Kong was disappointed in the structure of healthcare reform as it made its way through Congress: “It’s troublesome because it means more taxes, more federal mandates and more government-run programs. Instead, we should focus on tort reform and health insurance reform.”
Another concern is proposed legislation in Congress that, among other things, would require new offices and commercial buildings, including hotels, to become 30-percent more energy efficient by 2012. The bill narrowly passed the House last spring but it stalled for now in the Senate.
“While I strongly support green initiatives, I worry that hotels are included in this provision of the legislation,” says Kong. “The government needs to realize we’re a 24-hour, seven-day-a-week business with different dynamics than office buildings, which are open just 10 to 12 hours a day.”
Kong also supports comprehensive immigration reform, especially as it relates to the H-2B visa program that supplies short-term immigrant workers for many industries, including tourism. He says while the U.S. has “high unemployment now, at some point we’re again going to have a dire need for seasonal workers.”
A BETTER 2010?
Kong takes what he believes is a contrarian view regarding the prospects for the hotel industry this year. Whereas many pundits believe 2010 will be another down year for the business, Kong sees it as an inflection point during which the business cycle begins to move up and RevPAR trends will turn positive.

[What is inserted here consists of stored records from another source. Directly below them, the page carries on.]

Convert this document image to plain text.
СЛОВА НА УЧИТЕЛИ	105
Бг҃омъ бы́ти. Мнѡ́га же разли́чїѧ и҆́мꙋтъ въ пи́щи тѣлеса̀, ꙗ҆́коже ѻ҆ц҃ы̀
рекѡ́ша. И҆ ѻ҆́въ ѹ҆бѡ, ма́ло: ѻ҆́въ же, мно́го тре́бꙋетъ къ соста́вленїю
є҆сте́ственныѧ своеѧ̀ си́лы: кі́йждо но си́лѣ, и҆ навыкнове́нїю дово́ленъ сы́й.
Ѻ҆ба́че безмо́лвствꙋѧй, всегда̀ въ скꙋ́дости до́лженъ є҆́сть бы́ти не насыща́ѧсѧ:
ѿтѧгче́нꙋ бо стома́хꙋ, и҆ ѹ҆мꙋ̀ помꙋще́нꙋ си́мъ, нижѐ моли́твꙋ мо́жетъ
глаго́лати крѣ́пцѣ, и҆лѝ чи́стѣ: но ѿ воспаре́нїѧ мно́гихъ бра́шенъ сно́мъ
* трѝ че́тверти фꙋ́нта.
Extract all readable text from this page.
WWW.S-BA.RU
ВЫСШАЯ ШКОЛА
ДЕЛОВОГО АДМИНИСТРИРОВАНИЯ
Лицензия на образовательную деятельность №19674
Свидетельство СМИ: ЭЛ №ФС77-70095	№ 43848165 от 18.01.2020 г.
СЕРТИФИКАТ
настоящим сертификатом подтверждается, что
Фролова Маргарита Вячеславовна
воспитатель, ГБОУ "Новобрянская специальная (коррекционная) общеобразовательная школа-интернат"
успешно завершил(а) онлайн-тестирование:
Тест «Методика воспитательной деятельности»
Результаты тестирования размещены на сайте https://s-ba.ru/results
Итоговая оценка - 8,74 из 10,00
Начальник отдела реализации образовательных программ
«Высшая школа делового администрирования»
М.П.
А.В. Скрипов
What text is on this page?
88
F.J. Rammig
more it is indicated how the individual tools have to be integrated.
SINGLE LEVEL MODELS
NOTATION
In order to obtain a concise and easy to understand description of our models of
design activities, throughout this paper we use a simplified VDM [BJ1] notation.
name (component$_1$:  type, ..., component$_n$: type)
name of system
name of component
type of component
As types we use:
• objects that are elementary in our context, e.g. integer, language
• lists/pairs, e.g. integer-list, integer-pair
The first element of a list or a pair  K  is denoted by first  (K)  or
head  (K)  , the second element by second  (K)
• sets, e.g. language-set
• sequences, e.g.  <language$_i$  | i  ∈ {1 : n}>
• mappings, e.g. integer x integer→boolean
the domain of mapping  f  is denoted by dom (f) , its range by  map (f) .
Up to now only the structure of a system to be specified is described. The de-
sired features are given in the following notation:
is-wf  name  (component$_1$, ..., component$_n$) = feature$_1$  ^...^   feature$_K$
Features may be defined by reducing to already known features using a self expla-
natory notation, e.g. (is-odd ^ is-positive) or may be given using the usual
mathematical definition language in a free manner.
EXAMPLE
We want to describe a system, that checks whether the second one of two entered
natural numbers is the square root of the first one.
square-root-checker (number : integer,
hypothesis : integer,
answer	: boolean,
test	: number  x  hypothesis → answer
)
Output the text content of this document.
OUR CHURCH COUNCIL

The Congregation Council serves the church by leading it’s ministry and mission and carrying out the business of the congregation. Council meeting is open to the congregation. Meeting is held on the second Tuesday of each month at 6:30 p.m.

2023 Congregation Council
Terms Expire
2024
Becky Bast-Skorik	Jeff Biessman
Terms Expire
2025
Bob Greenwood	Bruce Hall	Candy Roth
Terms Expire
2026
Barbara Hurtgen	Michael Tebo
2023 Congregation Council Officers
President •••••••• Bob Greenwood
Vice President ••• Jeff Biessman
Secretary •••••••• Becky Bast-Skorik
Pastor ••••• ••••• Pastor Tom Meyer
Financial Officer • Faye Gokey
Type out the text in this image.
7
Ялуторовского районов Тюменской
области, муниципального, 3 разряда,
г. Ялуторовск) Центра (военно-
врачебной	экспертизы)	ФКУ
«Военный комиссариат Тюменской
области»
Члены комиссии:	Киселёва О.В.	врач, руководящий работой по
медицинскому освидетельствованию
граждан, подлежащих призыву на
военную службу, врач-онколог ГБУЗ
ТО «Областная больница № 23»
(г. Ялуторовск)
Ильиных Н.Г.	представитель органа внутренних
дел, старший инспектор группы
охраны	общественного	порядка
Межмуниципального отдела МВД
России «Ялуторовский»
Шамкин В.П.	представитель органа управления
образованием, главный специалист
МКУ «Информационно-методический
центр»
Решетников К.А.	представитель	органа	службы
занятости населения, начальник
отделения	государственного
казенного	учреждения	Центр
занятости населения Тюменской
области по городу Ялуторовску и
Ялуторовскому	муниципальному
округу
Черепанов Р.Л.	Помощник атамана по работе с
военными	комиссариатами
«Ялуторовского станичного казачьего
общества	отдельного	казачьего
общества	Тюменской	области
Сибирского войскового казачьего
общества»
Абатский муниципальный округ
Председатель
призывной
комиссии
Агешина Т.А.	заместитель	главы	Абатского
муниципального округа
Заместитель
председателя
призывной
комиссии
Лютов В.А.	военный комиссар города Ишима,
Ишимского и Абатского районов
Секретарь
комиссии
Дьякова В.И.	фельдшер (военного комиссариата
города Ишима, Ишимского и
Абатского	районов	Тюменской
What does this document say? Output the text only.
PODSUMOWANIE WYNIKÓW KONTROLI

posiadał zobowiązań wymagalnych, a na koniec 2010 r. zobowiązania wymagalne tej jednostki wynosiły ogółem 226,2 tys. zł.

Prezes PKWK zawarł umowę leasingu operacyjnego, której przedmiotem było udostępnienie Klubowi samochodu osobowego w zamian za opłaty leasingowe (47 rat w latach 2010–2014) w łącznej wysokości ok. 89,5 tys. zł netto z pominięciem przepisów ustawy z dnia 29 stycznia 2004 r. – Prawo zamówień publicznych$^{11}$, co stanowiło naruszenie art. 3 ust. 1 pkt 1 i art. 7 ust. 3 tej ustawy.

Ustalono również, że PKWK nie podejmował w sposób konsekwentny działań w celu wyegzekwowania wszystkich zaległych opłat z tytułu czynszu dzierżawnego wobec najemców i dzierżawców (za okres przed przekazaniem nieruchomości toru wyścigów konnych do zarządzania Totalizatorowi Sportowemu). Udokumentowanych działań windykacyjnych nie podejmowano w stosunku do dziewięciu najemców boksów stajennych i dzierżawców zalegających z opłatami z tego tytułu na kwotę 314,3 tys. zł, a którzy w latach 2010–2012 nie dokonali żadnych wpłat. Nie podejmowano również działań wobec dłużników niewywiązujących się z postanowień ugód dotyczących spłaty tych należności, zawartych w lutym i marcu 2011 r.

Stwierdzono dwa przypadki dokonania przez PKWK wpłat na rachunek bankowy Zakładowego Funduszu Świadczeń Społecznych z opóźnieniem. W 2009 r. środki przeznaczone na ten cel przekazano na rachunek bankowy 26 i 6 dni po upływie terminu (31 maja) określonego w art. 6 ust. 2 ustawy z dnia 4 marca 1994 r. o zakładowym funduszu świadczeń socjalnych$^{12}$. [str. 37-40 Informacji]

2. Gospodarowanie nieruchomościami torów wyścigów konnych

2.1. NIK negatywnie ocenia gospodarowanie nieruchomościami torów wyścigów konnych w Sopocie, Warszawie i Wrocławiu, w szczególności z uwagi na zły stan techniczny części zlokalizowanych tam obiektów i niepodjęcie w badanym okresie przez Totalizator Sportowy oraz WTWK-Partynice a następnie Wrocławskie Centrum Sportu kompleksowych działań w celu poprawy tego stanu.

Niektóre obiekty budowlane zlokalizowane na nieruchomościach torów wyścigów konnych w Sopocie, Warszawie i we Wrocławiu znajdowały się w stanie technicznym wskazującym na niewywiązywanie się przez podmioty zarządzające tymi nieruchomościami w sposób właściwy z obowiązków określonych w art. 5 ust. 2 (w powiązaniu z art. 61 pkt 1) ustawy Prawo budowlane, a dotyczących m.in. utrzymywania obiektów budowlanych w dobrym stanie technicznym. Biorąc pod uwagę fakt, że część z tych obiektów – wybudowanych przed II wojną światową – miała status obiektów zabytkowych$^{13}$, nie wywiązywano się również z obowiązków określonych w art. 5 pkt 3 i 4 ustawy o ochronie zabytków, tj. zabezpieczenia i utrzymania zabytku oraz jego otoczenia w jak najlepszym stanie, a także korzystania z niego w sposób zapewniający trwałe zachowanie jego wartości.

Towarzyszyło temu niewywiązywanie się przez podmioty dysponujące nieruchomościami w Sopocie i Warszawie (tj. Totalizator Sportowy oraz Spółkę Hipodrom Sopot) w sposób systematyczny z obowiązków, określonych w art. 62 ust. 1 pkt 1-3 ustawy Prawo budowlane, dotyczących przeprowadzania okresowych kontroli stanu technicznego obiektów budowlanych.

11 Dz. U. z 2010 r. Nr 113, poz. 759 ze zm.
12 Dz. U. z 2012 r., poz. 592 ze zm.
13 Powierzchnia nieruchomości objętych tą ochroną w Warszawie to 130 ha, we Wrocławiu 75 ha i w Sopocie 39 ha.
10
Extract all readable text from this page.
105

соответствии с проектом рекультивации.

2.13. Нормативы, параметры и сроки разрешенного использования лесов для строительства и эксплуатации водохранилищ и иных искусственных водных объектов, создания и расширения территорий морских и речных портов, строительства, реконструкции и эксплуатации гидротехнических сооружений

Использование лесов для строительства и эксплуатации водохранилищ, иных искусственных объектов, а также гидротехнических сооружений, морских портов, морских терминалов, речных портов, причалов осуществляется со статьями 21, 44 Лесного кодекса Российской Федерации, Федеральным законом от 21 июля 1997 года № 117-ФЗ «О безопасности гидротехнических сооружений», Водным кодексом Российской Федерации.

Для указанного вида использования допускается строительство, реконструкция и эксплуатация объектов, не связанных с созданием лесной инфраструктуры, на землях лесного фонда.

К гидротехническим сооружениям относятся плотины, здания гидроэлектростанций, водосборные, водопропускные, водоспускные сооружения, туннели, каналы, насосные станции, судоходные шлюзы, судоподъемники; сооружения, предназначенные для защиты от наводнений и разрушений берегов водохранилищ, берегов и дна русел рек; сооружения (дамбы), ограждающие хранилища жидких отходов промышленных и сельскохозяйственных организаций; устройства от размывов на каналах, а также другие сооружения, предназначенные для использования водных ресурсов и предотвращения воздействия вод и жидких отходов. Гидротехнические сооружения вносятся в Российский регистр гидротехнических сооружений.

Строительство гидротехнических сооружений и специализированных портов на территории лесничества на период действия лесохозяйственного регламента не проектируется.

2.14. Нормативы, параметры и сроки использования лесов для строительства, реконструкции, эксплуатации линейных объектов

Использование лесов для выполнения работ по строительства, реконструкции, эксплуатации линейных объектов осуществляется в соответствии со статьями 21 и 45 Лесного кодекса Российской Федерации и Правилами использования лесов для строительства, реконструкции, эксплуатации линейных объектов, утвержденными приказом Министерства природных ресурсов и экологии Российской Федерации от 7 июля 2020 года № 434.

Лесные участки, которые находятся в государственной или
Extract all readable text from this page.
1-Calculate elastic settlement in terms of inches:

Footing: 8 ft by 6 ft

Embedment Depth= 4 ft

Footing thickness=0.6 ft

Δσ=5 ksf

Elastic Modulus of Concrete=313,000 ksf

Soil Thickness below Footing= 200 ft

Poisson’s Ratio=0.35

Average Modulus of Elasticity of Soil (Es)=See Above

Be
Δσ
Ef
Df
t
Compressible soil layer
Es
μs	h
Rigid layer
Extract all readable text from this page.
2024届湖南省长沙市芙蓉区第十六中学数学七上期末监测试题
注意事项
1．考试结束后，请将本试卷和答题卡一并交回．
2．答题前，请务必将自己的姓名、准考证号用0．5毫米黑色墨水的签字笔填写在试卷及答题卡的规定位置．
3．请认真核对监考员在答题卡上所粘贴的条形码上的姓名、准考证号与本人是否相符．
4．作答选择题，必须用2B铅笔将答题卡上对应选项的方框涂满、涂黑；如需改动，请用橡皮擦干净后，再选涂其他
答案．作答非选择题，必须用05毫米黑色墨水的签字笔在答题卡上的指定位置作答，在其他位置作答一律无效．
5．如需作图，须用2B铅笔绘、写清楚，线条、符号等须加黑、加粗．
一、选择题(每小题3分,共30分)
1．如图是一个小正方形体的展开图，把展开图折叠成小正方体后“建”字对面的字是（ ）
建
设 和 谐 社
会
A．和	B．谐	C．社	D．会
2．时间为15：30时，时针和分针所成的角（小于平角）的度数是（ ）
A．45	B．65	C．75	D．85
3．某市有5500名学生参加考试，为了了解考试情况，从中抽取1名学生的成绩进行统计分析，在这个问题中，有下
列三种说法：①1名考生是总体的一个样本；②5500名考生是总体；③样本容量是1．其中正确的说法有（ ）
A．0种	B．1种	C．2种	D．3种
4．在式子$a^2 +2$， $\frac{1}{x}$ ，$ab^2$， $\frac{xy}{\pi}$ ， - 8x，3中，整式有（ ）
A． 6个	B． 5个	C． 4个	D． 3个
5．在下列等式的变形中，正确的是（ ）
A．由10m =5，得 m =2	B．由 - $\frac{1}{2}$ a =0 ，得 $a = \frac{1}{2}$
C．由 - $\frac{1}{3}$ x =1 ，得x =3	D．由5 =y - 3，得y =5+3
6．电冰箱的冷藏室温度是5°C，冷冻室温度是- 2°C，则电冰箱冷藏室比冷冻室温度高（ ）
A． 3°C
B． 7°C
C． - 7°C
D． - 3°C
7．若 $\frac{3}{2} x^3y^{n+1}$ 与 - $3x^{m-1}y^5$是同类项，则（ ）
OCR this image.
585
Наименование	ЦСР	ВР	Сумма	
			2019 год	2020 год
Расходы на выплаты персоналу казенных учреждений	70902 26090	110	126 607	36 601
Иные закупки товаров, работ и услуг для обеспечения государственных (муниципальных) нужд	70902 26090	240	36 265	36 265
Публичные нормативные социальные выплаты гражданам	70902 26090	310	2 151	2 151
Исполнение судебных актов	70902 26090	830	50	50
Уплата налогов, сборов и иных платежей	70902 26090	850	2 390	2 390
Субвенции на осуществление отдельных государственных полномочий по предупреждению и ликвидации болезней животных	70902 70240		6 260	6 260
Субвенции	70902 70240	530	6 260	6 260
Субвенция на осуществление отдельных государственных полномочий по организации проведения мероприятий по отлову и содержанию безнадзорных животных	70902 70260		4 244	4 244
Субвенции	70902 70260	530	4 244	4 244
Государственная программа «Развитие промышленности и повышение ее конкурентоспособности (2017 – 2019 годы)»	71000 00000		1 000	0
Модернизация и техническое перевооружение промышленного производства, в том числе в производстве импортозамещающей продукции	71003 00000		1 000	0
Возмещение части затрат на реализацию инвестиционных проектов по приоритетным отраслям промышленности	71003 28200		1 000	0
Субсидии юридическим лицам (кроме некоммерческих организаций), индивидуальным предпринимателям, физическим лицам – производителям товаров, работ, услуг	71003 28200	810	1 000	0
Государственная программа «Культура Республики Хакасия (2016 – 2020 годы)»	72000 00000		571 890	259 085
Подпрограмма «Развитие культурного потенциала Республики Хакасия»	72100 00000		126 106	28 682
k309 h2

“We’ve seen signs of this improvement at Best Western,” he says. “Even though rates are still soft, the number of rooms booked through are reservations system has gone up every month for the past five or six months.
“The industry has a pricing issue, which must be resolved before things get better,” he says. “And, of course, we continue to have an imbalance in supply and demand: We’ve seen an average two-percent growth in supply every year for 20-plus years but we haven’t had the same demand growth.”
He’s optimistic that much less supply will be added to the industry’s inventory this year. “And demand is growing and will eventually catch up to supply growth. We also need transient and group business to pick up again.”
This will be a busy year for Kong as he juggles his role as AH&LA chairman with his duties at Best Western. He expects to travel about once a month on behalf of AH&LA, but many of those trips will coincide with industry events he would be attending anyway.
He believes the similarities between the structures of the two organizations is another advantage for him. “Best Western and AH&LA are both member associations so there are a lot of commonalities, although there are differences, too,” he says. “Having worked at Best Western for more than eight years has taught me a lot: to be flexible, patient and open-minded. And because of our diversity, and the same goes for AH&LA, I’ve learned to be a better decisionmaker.”